Intention: Small application to learn Haskell: Downloads a wikipedia-article, then downloads all articles linked from it, then downloads all articles linked from them, and so on... until a specified recursion depth is reached. The result is saved to a file.
Approach: Use a StateT
to keep track of the download queue, to download an article and to update the queue. I build a list IO [WArticle]
recursively and then print it.
Problem: While profiling I find that total memory in use is proportional to number of articles downloaded.
Analysis: By literature I'm lead to believe this is a laziness and/or strictness issue. BangPatterns reduced the memory consumed but didn't solve proportionality. Furthermore, I know all articles are downloaded before the file output is started.
Possible solutions:
1) The function getNextNode :: StateT CrawlState IO WArticle
(below) already has IO. One solution would be to just do the file writing in it and only return the state. It would mean the file is written to in very small chunks though. Doesn't feel very Haskell..

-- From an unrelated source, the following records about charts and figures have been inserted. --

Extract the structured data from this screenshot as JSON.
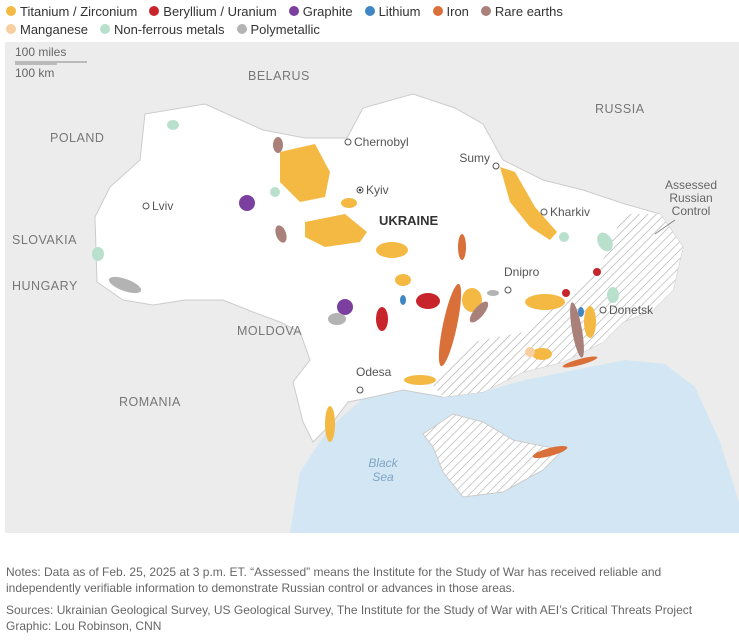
{
  "legend": {
    "items": [
      {
        "label": "Titanium / Zirconium",
        "color": "#f4b942"
      },
      {
        "label": "Beryllium / Uranium",
        "color": "#c8242b"
      },
      {
        "label": "Graphite",
        "color": "#7b3fa0"
      },
      {
        "label": "Lithium",
        "color": "#3f86c4"
      },
      {
        "label": "Iron",
        "color": "#d9703a"
      },
      {
        "label": "Rare earths",
        "color": "#a9807a"
      },
      {
        "label": "Manganese",
        "color": "#f7cfa0"
      },
      {
        "label": "Non-ferrous metals",
        "color": "#b9e0cc"
      },
      {
        "label": "Polymetallic",
        "color": "#b3b3b3"
      }
    ]
  },
  "map": {
    "scale": [
      "100 miles",
      "100 km"
    ],
    "countries": [
      "BELARUS",
      "POLAND",
      "SLOVAKIA",
      "HUNGARY",
      "MOLDOVA",
      "ROMANIA",
      "RUSSIA",
      "UKRAINE"
    ],
    "cities": [
      "Chernobyl",
      "Kyiv",
      "Sumy",
      "Lviv",
      "Kharkiv",
      "Dnipro",
      "Donetsk",
      "Odesa"
    ],
    "sea": [
      "Black",
      "Sea"
    ],
    "annotation": [
      "Assessed",
      "Russian",
      "Control"
    ]
  },
  "footer": {
    "notes": "Notes: Data as of Feb. 25, 2025 at 3 p.m. ET. “Assessed” means the Institute for the Study of War has received reliable and independently verifiable information to demonstrate Russian control or advances in those areas.",
    "sources": "Sources: Ukrainian Geological Survey, US Geological Survey, The Institute for the Study of War with AEI’s Critical Threats Project",
    "credit": "Graphic: Lou Robinson, CNN"
  }
}
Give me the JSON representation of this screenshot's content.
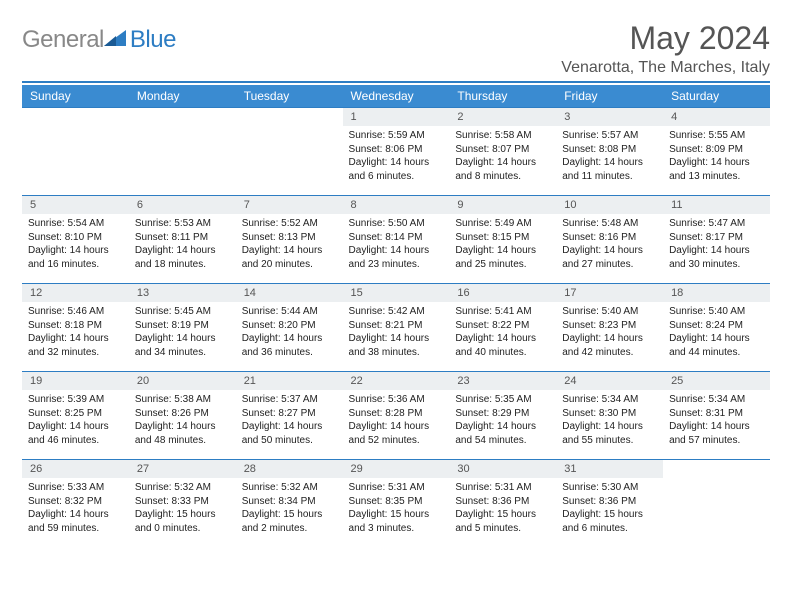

2) Have the function buildHelper :: CrawlState -> IO [WArticle]
(below) return [IO WArticle]
. Though I wouldn't know how to rewrite that code and have been advised against it in the comments.
Are any of these proposed solutions better than I think they are or are there better alternatives?
import GetArticle (WArticle, getArticle, wa_links, wiki2File) -- my own
type URL = Text
data CrawlState =
CrawlState ![URL] ![(URL, Int)]
-- [Completed] [(Queue, depth)]
-- Called by user
buildDB :: URL -> Int -> IO [WArticle]
buildDB startURL recursionDepth = buildHelper cs
where cs = CrawlState [] [(startURL, recursionDepth)]
-- Builds list recursively
buildHelper :: CrawlState -> IO [WArticle]
buildHelper !cs@(CrawlState _ queue) = {-# SCC "buildHelper" #-}
if null queue
then return []
else do
(!article, !cs') <- runStateT getNextNode cs
rest <- buildHelper cs'
return (article:rest)
-- State manipulation
getNextNode :: StateT CrawlState IO WArticle
getNextNode = {-# SCC "getNextNode" #-} do
CrawlState !parsed !queue@( (url, depth):queueTail ) <- get
article <- liftIO $ getArticle url
put $ CrawlState (url:parsed) (queueTail++ ( if depth > 1
then let !newUrls = wa_links article \\ parsed
!newUrls' = newUrls \\ map fst queue
in zip newUrls' (repeat (depth-1))
else []))
return article
startUrl = pack "https://en.wikipedia.org/wiki/Haskell_(programming_language)"
recursionDepth = 3
main :: IO ()
main = {-# SCC "DbMain" #-}
buildDB startUrl recursionDepth
>>= return . wiki2File
>>= writeFile "savedArticles.txt"
Full code at https://gitlab.com/mattias.br/sillyWikipediaSpider. Current version limited to only download the first eight links from each page to save time. Without changing it download 55 pages at ~600 MB heap usage.
Thanks for any help!
2) Is [IO WArticle] want I want in this case?
Not quite. The problem is that some of the IO WArticle
actions depend on the result of a previous action: the links to future pages reside in previously obtained pages. [IO Warticle]
can't provide that: it is pure in the sense that you can always find an action in the list without executing the previous actions.
What we need is a kind of "effectful list" that lets us extract articles one by one, progressively performing the neccessary effects, but not forcing us to completely generate the list in one go.
There are several libraries that provide these kinds of "effectful lists": streaming, pipes, conduit. They define monad transformers that extend a base monad with the ability to yield intermediate values before returning a final result. Usually the final result is of a type different from the values that are yielded; it might be simply unit ()
.
Note: The Functor
, Applicative
and Monad
instances for these libraries differ from the corresponding instances for pure lists. The Functor
instances map over the resulting final value, not over the intermediate values which are yielded. To map over the yielded values, they provide separate functions. And The Monad
instances sequence effectful lists, instead of trying all combinations. To try all combinations, they provide separate functions.
Using the streaming library, we could modify buildHelper
to something like this:
import Streaming
import qualified Streaming.Prelude as S
buildHelper :: CrawlState -> Stream (Of WArticle) IO ()
buildHelper !cs@(CrawlState _ queue) =
if null queue
then return []
else do (article, cs') <- liftIO (runStateT getNextNode cs)
S.yield article
buildHelper cs'
And then we could use functions like mapM_
(from Streaming.Prelude
, not the one from Control.Monad
!) to process the articles one by one, as they are generated.